To begin, gather river cane and bundle it and allow it to dry for up to 1 month. Choose a length between 4-7 feet. Once dried, the cane must be straightened using heat or fire just like primitive peoples have for thousands of years.
River cane tapers in diameter from the bottom up. The mouthpiece end will be at the bottom and should be trimmed a bit and smoothed over. It is best to locate the mouthpiece directly on or near a joint for added strength.
The muzzle end should be trimmed and smoothed and should have a diameter close to your thumb. A smooth mouthpiece and muzzle allow for a tight seal and a speedy release of the dart.
Next, the cane is split from end to end beginning at the smaller muzzle end. This splitting results in two halves, exposing the inner joint walls in cross-section.

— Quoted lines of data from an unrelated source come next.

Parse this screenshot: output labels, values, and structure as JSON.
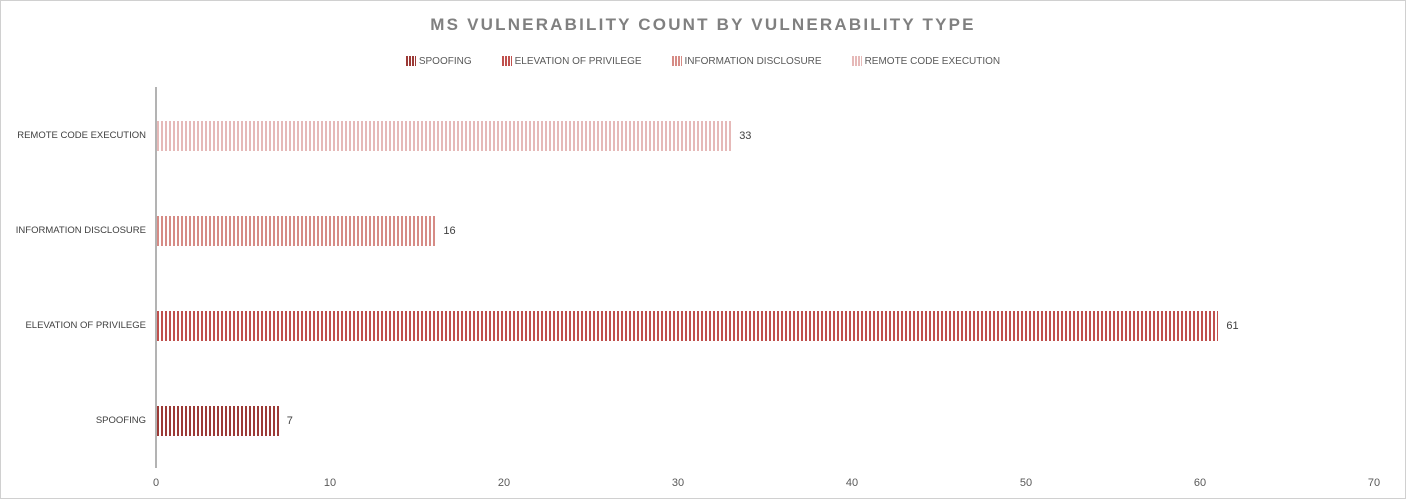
{
  "chart_data": {
    "type": "bar",
    "orientation": "horizontal",
    "title": "MS VULNERABILITY COUNT BY VULNERABILITY TYPE",
    "categories": [
      "SPOOFING",
      "ELEVATION OF PRIVILEGE",
      "INFORMATION DISCLOSURE",
      "REMOTE CODE EXECUTION"
    ],
    "values": [
      7,
      61,
      16,
      33
    ],
    "colors": [
      "#9c3a36",
      "#c0504d",
      "#d68b85",
      "#e6b9b8"
    ],
    "bar_pattern": "vertical-stripes",
    "category_order_top_to_bottom": [
      "REMOTE CODE EXECUTION",
      "INFORMATION DISCLOSURE",
      "ELEVATION OF PRIVILEGE",
      "SPOOFING"
    ],
    "legend": [
      "SPOOFING",
      "ELEVATION OF PRIVILEGE",
      "INFORMATION DISCLOSURE",
      "REMOTE CODE EXECUTION"
    ],
    "legend_position": "top",
    "xlim": [
      0,
      70
    ],
    "x_ticks": [
      "0",
      "10",
      "20",
      "30",
      "40",
      "50",
      "60",
      "70"
    ],
    "grid": false,
    "value_labels": [
      "7",
      "61",
      "16",
      "33"
    ]
  },
  "style_colors": {
    "title_text": "#808080",
    "legend_text": "#595959",
    "axis_line": "#b3b3b3",
    "tick_label": "#595959",
    "category_label": "#404040",
    "value_label": "#404040",
    "outer_border": "#d0d0d0",
    "background": "#ffffff"
  }
}
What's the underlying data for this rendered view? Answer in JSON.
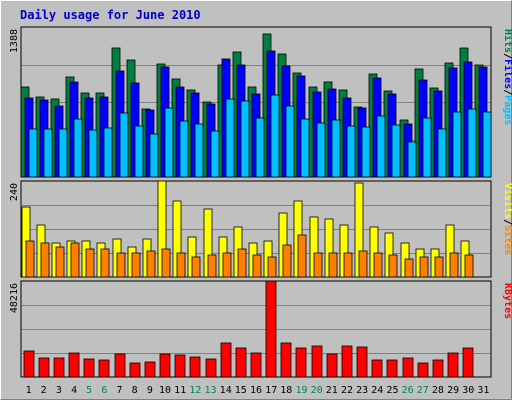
{
  "chart_data": [
    {
      "type": "bar",
      "title": "Daily usage for June 2010",
      "panel": "hits-files-pages",
      "categories": [
        "1",
        "2",
        "3",
        "4",
        "5",
        "6",
        "7",
        "8",
        "9",
        "10",
        "11",
        "12",
        "13",
        "14",
        "15",
        "16",
        "17",
        "18",
        "19",
        "20",
        "21",
        "22",
        "23",
        "24",
        "25",
        "26",
        "27",
        "28",
        "29",
        "30",
        "31"
      ],
      "weekend_days": [
        "5",
        "6",
        "12",
        "13",
        "19",
        "20",
        "26",
        "27"
      ],
      "ymax_label": "1388",
      "ylim": [
        0,
        1388
      ],
      "legend_labels": [
        "Pages",
        "Files",
        "Hits"
      ],
      "legend_separator": "/",
      "grid": true,
      "series": [
        {
          "name": "Hits",
          "color": "#008040",
          "values": [
            830,
            740,
            720,
            925,
            775,
            775,
            1195,
            1080,
            630,
            1045,
            910,
            805,
            695,
            1035,
            1160,
            830,
            1320,
            1135,
            960,
            835,
            875,
            805,
            650,
            950,
            795,
            525,
            995,
            820,
            1055,
            1190,
            1040
          ]
        },
        {
          "name": "Files",
          "color": "#0000ff",
          "values": [
            735,
            710,
            655,
            880,
            730,
            740,
            985,
            870,
            620,
            1020,
            830,
            780,
            675,
            1090,
            1040,
            770,
            1170,
            1030,
            935,
            790,
            810,
            730,
            640,
            920,
            770,
            490,
            900,
            795,
            1005,
            1060,
            1015
          ]
        },
        {
          "name": "Pages",
          "color": "#00c0ff",
          "values": [
            440,
            445,
            440,
            540,
            435,
            450,
            595,
            470,
            395,
            635,
            515,
            490,
            430,
            720,
            700,
            545,
            760,
            655,
            540,
            500,
            530,
            475,
            465,
            565,
            485,
            325,
            550,
            440,
            605,
            625,
            600
          ]
        }
      ]
    },
    {
      "type": "bar",
      "panel": "visits-sites",
      "categories": [
        "1",
        "2",
        "3",
        "4",
        "5",
        "6",
        "7",
        "8",
        "9",
        "10",
        "11",
        "12",
        "13",
        "14",
        "15",
        "16",
        "17",
        "18",
        "19",
        "20",
        "21",
        "22",
        "23",
        "24",
        "25",
        "26",
        "27",
        "28",
        "29",
        "30",
        "31"
      ],
      "ymax_label": "240",
      "ylim": [
        0,
        240
      ],
      "legend_labels": [
        "Sites",
        "Visits"
      ],
      "legend_separator": "/",
      "grid": true,
      "series": [
        {
          "name": "Visits",
          "color": "#ffff00",
          "values": [
            175,
            130,
            85,
            90,
            90,
            85,
            95,
            75,
            95,
            240,
            190,
            100,
            170,
            100,
            125,
            85,
            90,
            160,
            190,
            150,
            145,
            130,
            235,
            125,
            110,
            85,
            70,
            70,
            130,
            90,
            0
          ]
        },
        {
          "name": "Sites",
          "color": "#ff8000",
          "values": [
            90,
            85,
            75,
            85,
            70,
            70,
            60,
            60,
            65,
            70,
            60,
            50,
            55,
            60,
            70,
            55,
            50,
            80,
            105,
            60,
            60,
            60,
            65,
            60,
            55,
            45,
            50,
            50,
            60,
            55,
            0
          ]
        }
      ]
    },
    {
      "type": "bar",
      "panel": "kbytes",
      "categories": [
        "1",
        "2",
        "3",
        "4",
        "5",
        "6",
        "7",
        "8",
        "9",
        "10",
        "11",
        "12",
        "13",
        "14",
        "15",
        "16",
        "17",
        "18",
        "19",
        "20",
        "21",
        "22",
        "23",
        "24",
        "25",
        "26",
        "27",
        "28",
        "29",
        "30",
        "31"
      ],
      "ymax_label": "48216",
      "ylim": [
        0,
        48216
      ],
      "legend_labels": [
        "KBytes"
      ],
      "grid": true,
      "series": [
        {
          "name": "KBytes",
          "color": "#ff0000",
          "values": [
            13300,
            9600,
            9600,
            12300,
            9100,
            8600,
            11400,
            7200,
            7500,
            11400,
            10800,
            10200,
            9100,
            17000,
            14500,
            12300,
            48216,
            17000,
            14500,
            15700,
            11800,
            15700,
            15200,
            8600,
            8600,
            9600,
            7200,
            8600,
            12300,
            14500,
            0
          ]
        }
      ]
    }
  ]
}
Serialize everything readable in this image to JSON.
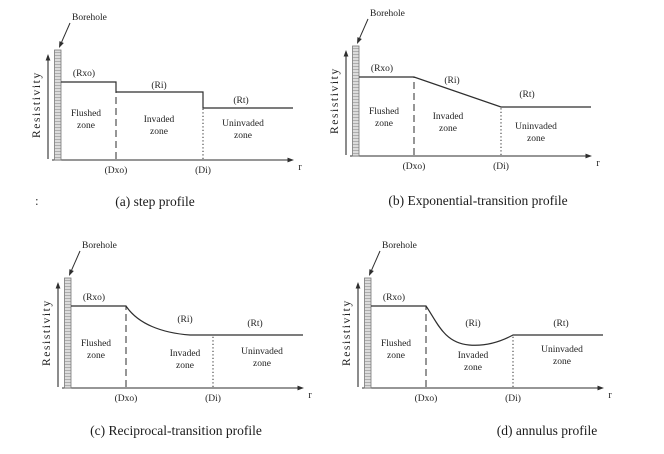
{
  "figure": {
    "stray_colon": ":",
    "line_color": "#2e2e2e",
    "borehole_fill": "#dcdcdc",
    "borehole_edge": "#777777",
    "panels": [
      {
        "key": "a",
        "profile": "step",
        "caption": "(a) step profile",
        "labels": {
          "borehole": "Borehole",
          "y_axis": "Resistivity",
          "x_axis": "r",
          "rxo": "(Rxo)",
          "ri": "(Ri)",
          "rt": "(Rt)",
          "dxo": "(Dxo)",
          "di": "(Di)",
          "zones": [
            "Flushed zone",
            "Invaded zone",
            "Uninvaded zone"
          ]
        }
      },
      {
        "key": "b",
        "profile": "exponential",
        "caption": "(b) Exponential-transition profile",
        "labels": {
          "borehole": "Borehole",
          "y_axis": "Resistivity",
          "x_axis": "r",
          "rxo": "(Rxo)",
          "ri": "(Ri)",
          "rt": "(Rt)",
          "dxo": "(Dxo)",
          "di": "(Di)",
          "zones": [
            "Flushed zone",
            "Invaded zone",
            "Uninvaded zone"
          ]
        }
      },
      {
        "key": "c",
        "profile": "reciprocal",
        "caption": "(c) Reciprocal-transition profile",
        "labels": {
          "borehole": "Borehole",
          "y_axis": "Resistivity",
          "x_axis": "r",
          "rxo": "(Rxo)",
          "ri": "(Ri)",
          "rt": "(Rt)",
          "dxo": "(Dxo)",
          "di": "(Di)",
          "zones": [
            "Flushed zone",
            "Invaded zone",
            "Uninvaded zone"
          ]
        }
      },
      {
        "key": "d",
        "profile": "annulus",
        "caption": "(d) annulus profile",
        "labels": {
          "borehole": "Borehole",
          "y_axis": "Resistivity",
          "x_axis": "r",
          "rxo": "(Rxo)",
          "ri": "(Ri)",
          "rt": "(Rt)",
          "dxo": "(Dxo)",
          "di": "(Di)",
          "zones": [
            "Flushed zone",
            "Invaded zone",
            "Uninvaded zone"
          ]
        }
      }
    ]
  }
}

The interior wall halves are then cut away and the remaining material is ground smooth. No grinding or smoothing is required between the joint sections.
All that remains is to rejoin the two halves. Hide glue, pitch or beeswax can be used. The important thing is to make sure there is an air tight seal between the two halves from mouthpiece to muzzle. Once the adhesive is in place and the seams properly joined, the blowgun is bound at points along its length using buckskin, rawhide or lengths of plant fiber cordage.
A final interior treatment is the passage of hardwood shaft with a buckskin swab attached through the blowgun several times to make sure you removed any adhesive that may have seeped to the inside.
If you live in an area that has no river cane, chances are you have some variety of giant reed grass which should work for you.